Les comptes nationaux à l’épreuve du coronavirus

par Sabine Le Bayon et Hervé Péléraux

À la fin du mois d’avril, ou à la
mi-mai pour certains pays, les instituts statistiques nationaux des pays
développés ont publié une première version des comptes du premier trimestre.
Marquée d’abord par la détérioration des perspectives du commerce et du
tourisme, puis progressivement à partir de la mi-mars par l’instauration de
mesures de confinement destinées à lutter contre la propagation du virus,
l’activité économique était attendue en forte baisse sur l’ensemble du
trimestre. Sans surprise, les chiffres de croissance du PIB ont déjà concrétisé,
dans leur version provisoire, les effets économiques de ce confinement durant
les deux dernières semaines du trimestre.



Parmi les pays industrialisés ayant publié leurs premiers comptes, les États-Unis et le Royaume-Uni paraissent moins affectés que les pays européens et, parmi les pays européens, la France, l’Italie et l’Espagne affichent les chutes du PIB les plus fortes (Graphique).

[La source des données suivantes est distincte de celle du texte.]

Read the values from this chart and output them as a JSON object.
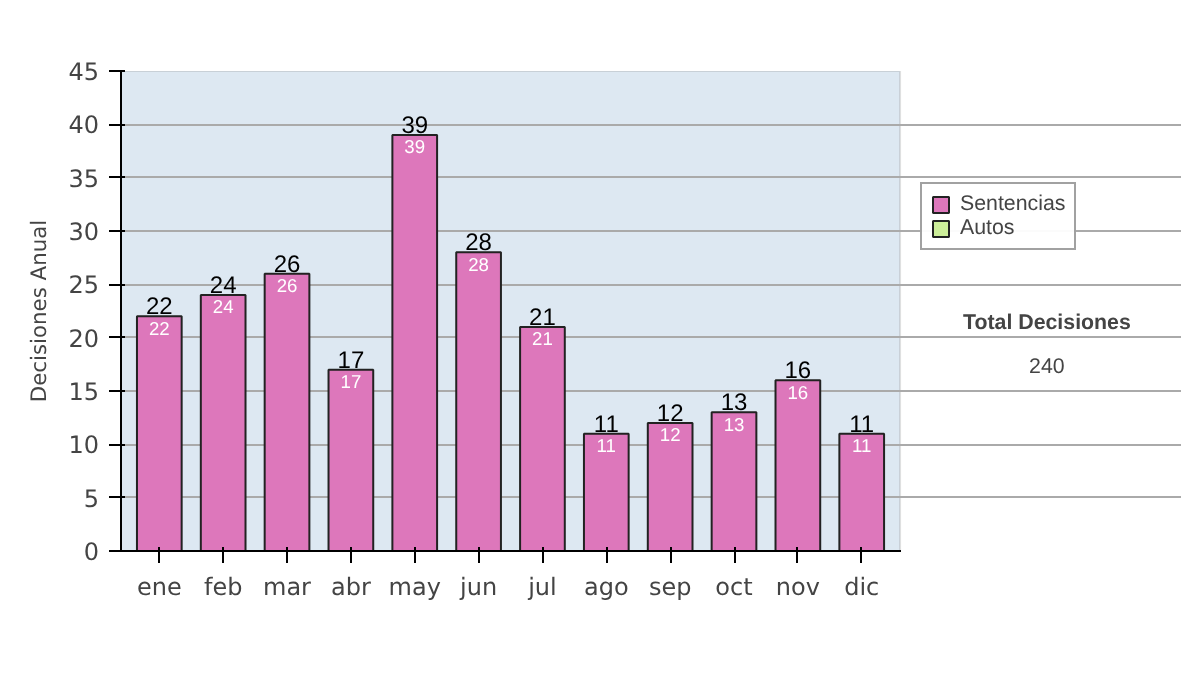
{
  "chart_data": {
    "type": "bar",
    "stacked": true,
    "ylabel": "Decisiones Anual",
    "categories": [
      "ene",
      "feb",
      "mar",
      "abr",
      "may",
      "jun",
      "jul",
      "ago",
      "sep",
      "oct",
      "nov",
      "dic"
    ],
    "series": [
      {
        "name": "Sentencias",
        "color": "#dd77bb",
        "values": [
          22,
          24,
          26,
          17,
          39,
          28,
          21,
          11,
          12,
          13,
          16,
          11
        ]
      },
      {
        "name": "Autos",
        "color": "#ccee99",
        "values": [
          null,
          null,
          null,
          null,
          null,
          null,
          null,
          null,
          null,
          null,
          null,
          null
        ]
      }
    ],
    "totals": [
      "22",
      "24",
      "26",
      "17",
      "39",
      "28",
      "21",
      "11",
      "12",
      "13",
      "16",
      "11"
    ],
    "data_labels": true,
    "ylim": [
      0,
      45
    ],
    "yticks": [
      0,
      5,
      10,
      15,
      20,
      25,
      30,
      35,
      40,
      45
    ],
    "grid": "y",
    "legend": "right",
    "annotations": [
      "Total Decisiones",
      "240"
    ]
  }
}
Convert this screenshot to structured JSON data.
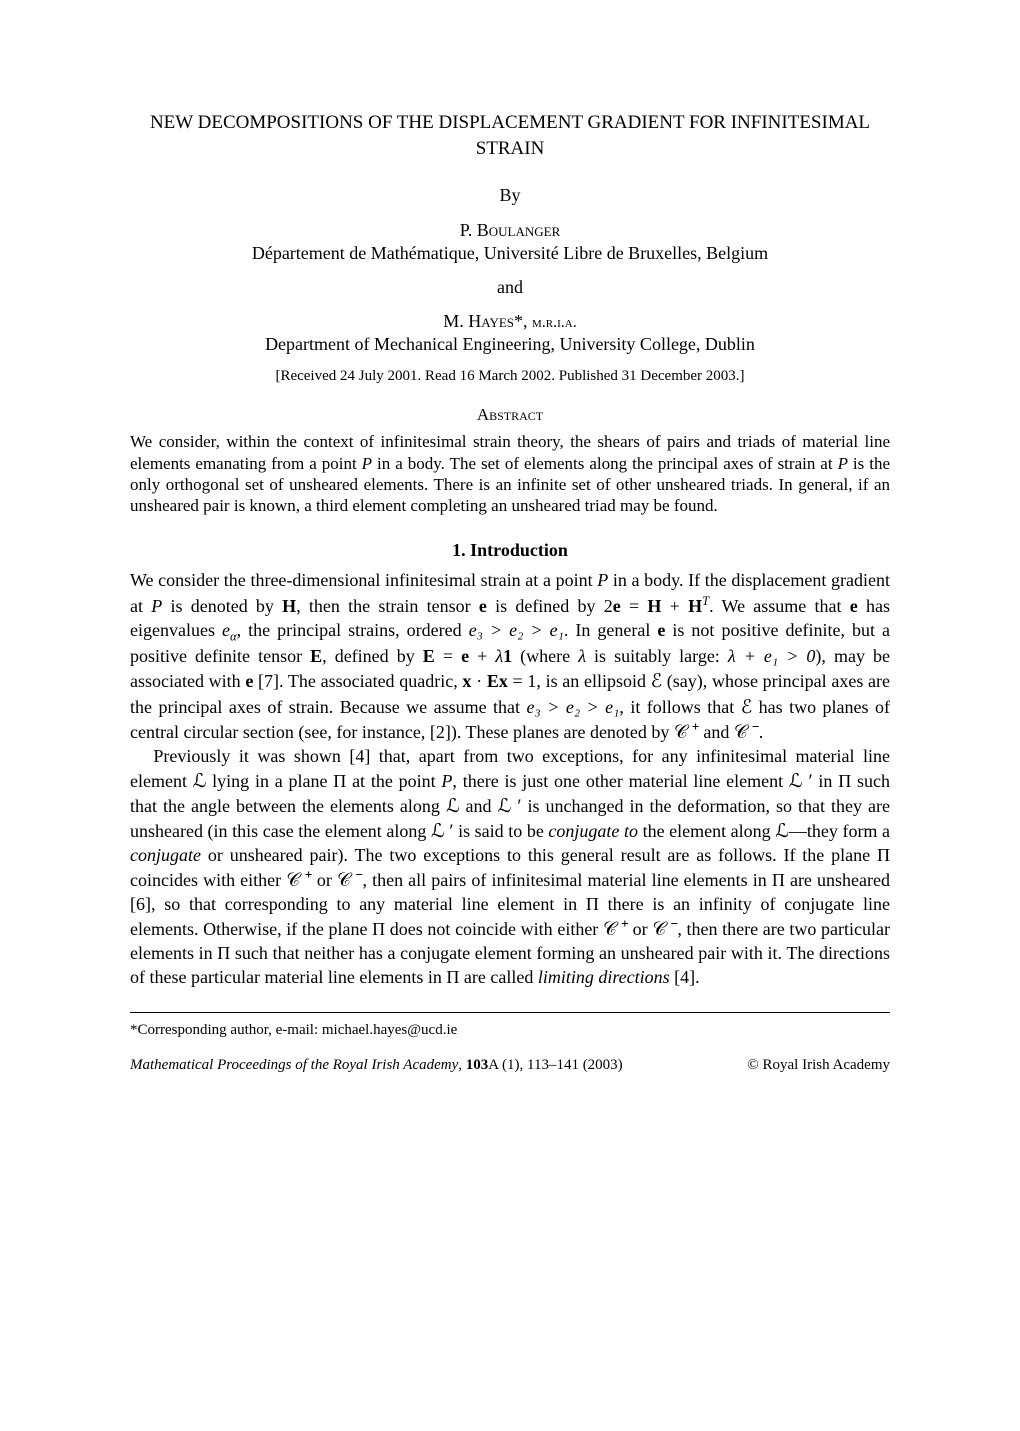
{
  "title": "NEW DECOMPOSITIONS OF THE DISPLACEMENT GRADIENT FOR INFINITESIMAL STRAIN",
  "by": "By",
  "author1_initial": "P. ",
  "author1_surname": "Boulanger",
  "affiliation1": "Département de Mathématique, Université Libre de Bruxelles, Belgium",
  "and": "and",
  "author2_initial": "M. ",
  "author2_surname": "Hayes",
  "author2_suffix": "*, ",
  "author2_honorific": "m.r.i.a.",
  "affiliation2": "Department of Mechanical Engineering, University College, Dublin",
  "received": "[Received 24 July 2001. Read 16 March 2002. Published 31 December 2003.]",
  "abstract_label": "Abstract",
  "abstract_text_1": "We consider, within the context of infinitesimal strain theory, the shears of pairs and triads of material line elements emanating from a point ",
  "abstract_text_2": " in a body. The set of elements along the principal axes of strain at ",
  "abstract_text_3": " is the only orthogonal set of unsheared elements. There is an infinite set of other unsheared triads. In general, if an unsheared pair is known, a third element completing an unsheared triad may be found.",
  "section1_heading": "1. Introduction",
  "intro": {
    "p1a": "We consider the three-dimensional infinitesimal strain at a point ",
    "p1b": " in a body. If the displacement gradient at ",
    "p1c": " is denoted by ",
    "p1d": ", then the strain tensor ",
    "p1e": " is defined by 2",
    "p1f": ". We assume that ",
    "p1g": " has eigenvalues ",
    "p1h": ", the principal strains, ordered ",
    "p1i": ". In general ",
    "p1j": " is not positive definite, but a positive definite tensor ",
    "p1k": ", defined by ",
    "p1l": " (where ",
    "p1m": " is suitably large: ",
    "p1n": "), may be associated with ",
    "p1o": " [7]. The associated quadric, ",
    "p1p": ", is an ellipsoid ",
    "p1q": " (say), whose principal axes are the principal axes of strain. Because we assume that ",
    "p1r": ", it follows that ",
    "p1s": " has two planes of central circular section (see, for instance, [2]). These planes are denoted by ",
    "p1t": " and ",
    "p1u": ".",
    "p2a": "Previously it was shown [4] that, apart from two exceptions, for any infinitesimal material line element ",
    "p2b": " lying in a plane Π at the point ",
    "p2c": ", there is just one other material line element ",
    "p2d": " in Π such that the angle between the elements along ",
    "p2e": " and ",
    "p2f": " is unchanged in the deformation, so that they are unsheared (in this case the element along ",
    "p2g": " is said to be ",
    "p2h": "conjugate to",
    "p2i": " the element along ",
    "p2j": "—they form a ",
    "p2k": "conjugate",
    "p2l": " or unsheared pair). The two exceptions to this general result are as follows. If the plane Π coincides with either ",
    "p2m": " or ",
    "p2n": ", then all pairs of infinitesimal material line elements in Π are unsheared [6], so that corresponding to any material line element in Π there is an infinity of conjugate line elements. Otherwise, if the plane Π does not coincide with either ",
    "p2o": " or ",
    "p2p": ", then there are two particular elements in Π such that neither has a conjugate element forming an unsheared pair with it. The directions of these particular material line elements in Π are called ",
    "p2q": "limiting directions",
    "p2r": " [4]."
  },
  "math": {
    "P": "P",
    "H": "H",
    "e": "e",
    "E": "E",
    "x": "x",
    "one": "1",
    "lambda": "λ",
    "eq1": " = ",
    "plus": " + ",
    "HT_sup": "T",
    "e_alpha": "e",
    "alpha": "α",
    "order1": "e₃ > e₂ > e₁",
    "Eeq": "E = e + λ1",
    "lambdae1": "λ + e₁ > 0",
    "xEx": "x · Ex = 1",
    "scrE": "ℰ",
    "scrCplus": "𝒞 ⁺",
    "scrCminus": "𝒞 ⁻",
    "scrL": "ℒ",
    "scrLprime": "ℒ ′"
  },
  "footnote": "*Corresponding author, e-mail: michael.hayes@ucd.ie",
  "footer_left_ital": "Mathematical Proceedings of the Royal Irish Academy",
  "footer_left_rest": ", 103A (1), 113–141 (2003)",
  "footer_vol_bold": "103",
  "footer_right": "© Royal Irish Academy"
}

À l’autre bout du spectre, la Pologne, l’Australie, la Suède et l’Irlande ressortent pour le moment quasiment indemnes de la crise en comparaison des pays ayant subi les contractions les plus fortes.   

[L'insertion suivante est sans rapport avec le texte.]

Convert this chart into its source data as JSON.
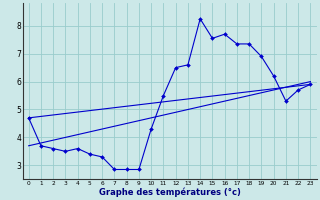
{
  "title": "",
  "xlabel": "Graphe des températures (°c)",
  "ylabel": "",
  "bg_color": "#cce8e8",
  "grid_color": "#99cccc",
  "line_color": "#0000cc",
  "xlim": [
    -0.5,
    23.5
  ],
  "ylim": [
    2.5,
    8.8
  ],
  "xticks": [
    0,
    1,
    2,
    3,
    4,
    5,
    6,
    7,
    8,
    9,
    10,
    11,
    12,
    13,
    14,
    15,
    16,
    17,
    18,
    19,
    20,
    21,
    22,
    23
  ],
  "yticks": [
    3,
    4,
    5,
    6,
    7,
    8
  ],
  "series1_x": [
    0,
    1,
    2,
    3,
    4,
    5,
    6,
    7,
    8,
    9,
    10,
    11,
    12,
    13,
    14,
    15,
    16,
    17,
    18,
    19,
    20,
    21,
    22,
    23
  ],
  "series1_y": [
    4.7,
    3.7,
    3.6,
    3.5,
    3.6,
    3.4,
    3.3,
    2.85,
    2.85,
    2.85,
    4.3,
    5.5,
    6.5,
    6.6,
    8.25,
    7.55,
    7.7,
    7.35,
    7.35,
    6.9,
    6.2,
    5.3,
    5.7,
    5.9
  ],
  "series2_x": [
    0,
    23
  ],
  "series2_y": [
    3.7,
    6.0
  ],
  "series3_x": [
    0,
    23
  ],
  "series3_y": [
    4.7,
    5.9
  ]
}
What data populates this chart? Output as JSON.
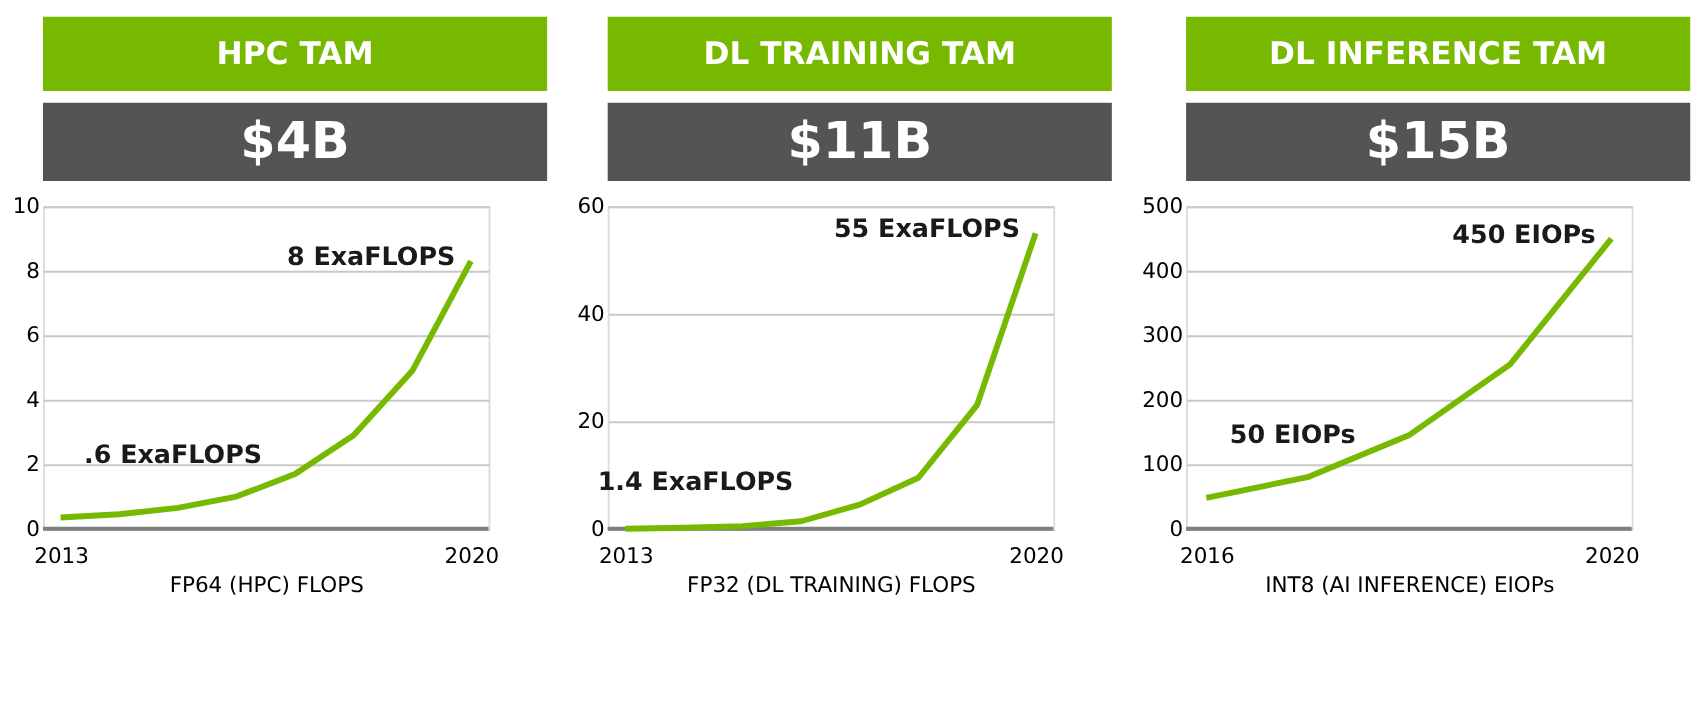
{
  "chart_data": [
    {
      "type": "line",
      "title": "HPC TAM",
      "subtitle": "$4B",
      "xlabel": "FP64 (HPC) FLOPS",
      "color": "#76b900",
      "grid": "y",
      "x": [
        2013,
        2014,
        2015,
        2016,
        2017,
        2018,
        2019,
        2020
      ],
      "values": [
        0.35,
        0.45,
        0.65,
        1.0,
        1.7,
        2.9,
        4.9,
        8.3
      ],
      "xlim": [
        2012.7,
        2020.3
      ],
      "xticks": [
        2013,
        2020
      ],
      "ylim": [
        0,
        10
      ],
      "yticks": [
        0,
        2,
        4,
        6,
        8,
        10
      ],
      "annotations": [
        {
          "text": "8 ExaFLOPS",
          "x": 2020,
          "y": 8.3
        },
        {
          "text": ".6 ExaFLOPS",
          "x": 2013,
          "y": 0.35
        }
      ]
    },
    {
      "type": "line",
      "title": "DL TRAINING TAM",
      "subtitle": "$11B",
      "xlabel": "FP32 (DL TRAINING) FLOPS",
      "color": "#76b900",
      "grid": "y",
      "x": [
        2013,
        2014,
        2015,
        2016,
        2017,
        2018,
        2019,
        2020
      ],
      "values": [
        0,
        0.2,
        0.5,
        1.4,
        4.5,
        9.5,
        23,
        55
      ],
      "xlim": [
        2012.7,
        2020.3
      ],
      "xticks": [
        2013,
        2020
      ],
      "ylim": [
        0,
        60
      ],
      "yticks": [
        0,
        20,
        40,
        60
      ],
      "annotations": [
        {
          "text": "55 ExaFLOPS",
          "x": 2020,
          "y": 55
        },
        {
          "text": "1.4 ExaFLOPS",
          "x": 2016,
          "y": 1.4
        }
      ]
    },
    {
      "type": "line",
      "title": "DL INFERENCE TAM",
      "subtitle": "$15B",
      "xlabel": "INT8 (AI INFERENCE) EIOPs",
      "color": "#76b900",
      "grid": "y",
      "x": [
        2016,
        2017,
        2018,
        2019,
        2020
      ],
      "values": [
        48,
        80,
        145,
        255,
        450
      ],
      "xlim": [
        2015.8,
        2020.2
      ],
      "xticks": [
        2016,
        2020
      ],
      "ylim": [
        0,
        500
      ],
      "yticks": [
        0,
        100,
        200,
        300,
        400,
        500
      ],
      "annotations": [
        {
          "text": "450 EIOPs",
          "x": 2020,
          "y": 450
        },
        {
          "text": "50 EIOPs",
          "x": 2016,
          "y": 48
        }
      ]
    }
  ]
}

Ces disparités observées de
l’effet de la pandémie et du confinement sur la croissance proviennent en
premier lieu des chocs d’origine interne subis par les économies, avec la durée
du confinement qui détermine le temps de mise en veille de l’activité ainsi que
son intensité qui régit l’étendue des arrêts d’activité. Elles s’expliquent aussi
par le degré d’ouverture des pays et leur exposition différenciée aux chocs
subis par leurs partenaires commerciaux. Elles peuvent enfin résulter des
problèmes de construction des comptes nationaux dans le contexte inédit de la
crise du Covid-19 et de la manière dont les instituts statistiques nationaux
ont remédié aux difficultés inhérentes à la situation[1].

La plupart des instituts
statistiques souligne que ces résultats sont davantage susceptibles qu’à
l’accoutumée d’être révisés. L’expérience passée illustre à cet égard la
difficulté de prendre la mesure de l’impact des chocs majeurs sur l’activité
économique. Lors de la grande récession de 2008/09, les révisions des comptes
nationaux entre la première version publiée à l’époque et la version
d’aujourd’hui ont quasiment toujours été faites à la baisse, tant pour les
trimestres de grande récession que pour l’évaluation de la croissance en
moyenne annuelle (Tableau 1).
Dans la situation actuelle, incommensurablement plus grave qu’en 2008/09 et où
les chiffres de récession se comptent en points de PIB et non plus en dixièmes
de points, les révisions des comptes nationaux risquent de revêtir une ampleur
jamais vue.

Le processus de révision des comptes du premier trimestre 2020 a d’ailleurs été engagé un mois après la publication de leur version préliminaire. La contraction du PIB français, initialement estimée à -5,8 % le 30 avril, ce qui plaçait l’Hexagone en queue de peloton, a été révisée à la baisse à -5,3 % selon la deuxième estimation rendue publique le 29 mai. Symétriquement, l’Italie qui avait publié une contraction de son PIB de -4,7 % dans sa version provisoire de fin avril, l’a révisée à -5,3 % le 29 mai. Au final, en l’état de l’information à la fin mai, la France et l’Italie affichent des résultats égaux au premier trimestre 2020 (Graphique).

D’autres pays
ont également révisé leurs comptes, certains à la baisse, d’autres à la hausse (Tableau
2).
En tout état de cause, ce processus de révision des comptes n’en n’est qu’à son
début. Une étape majeure sera franchie l’année prochaine une fois que les
comptes trimestriels auront été calés sur les comptes annuels de 2020. Ces
comptes annuels, révisés à deux reprises jusqu’à leur version définitive en
2023, révéleront alors progressivement l’ampleur d’une récession incomparable
dont on ne perçoit actuellement que les prémisses.


[1] Voir sur
ce point Eurostat, « Guidance on quarterly national accounts estimates in the context of the
covid-19 crisis
 », Methodological
Note
, 24 avril 2020. Voir aussi pour la France, « La statistique publique à
l’épreuve de la crise sanitaire
 », Jean-Luc Tavernier, blog de l’INSEE, 6 mai 2020.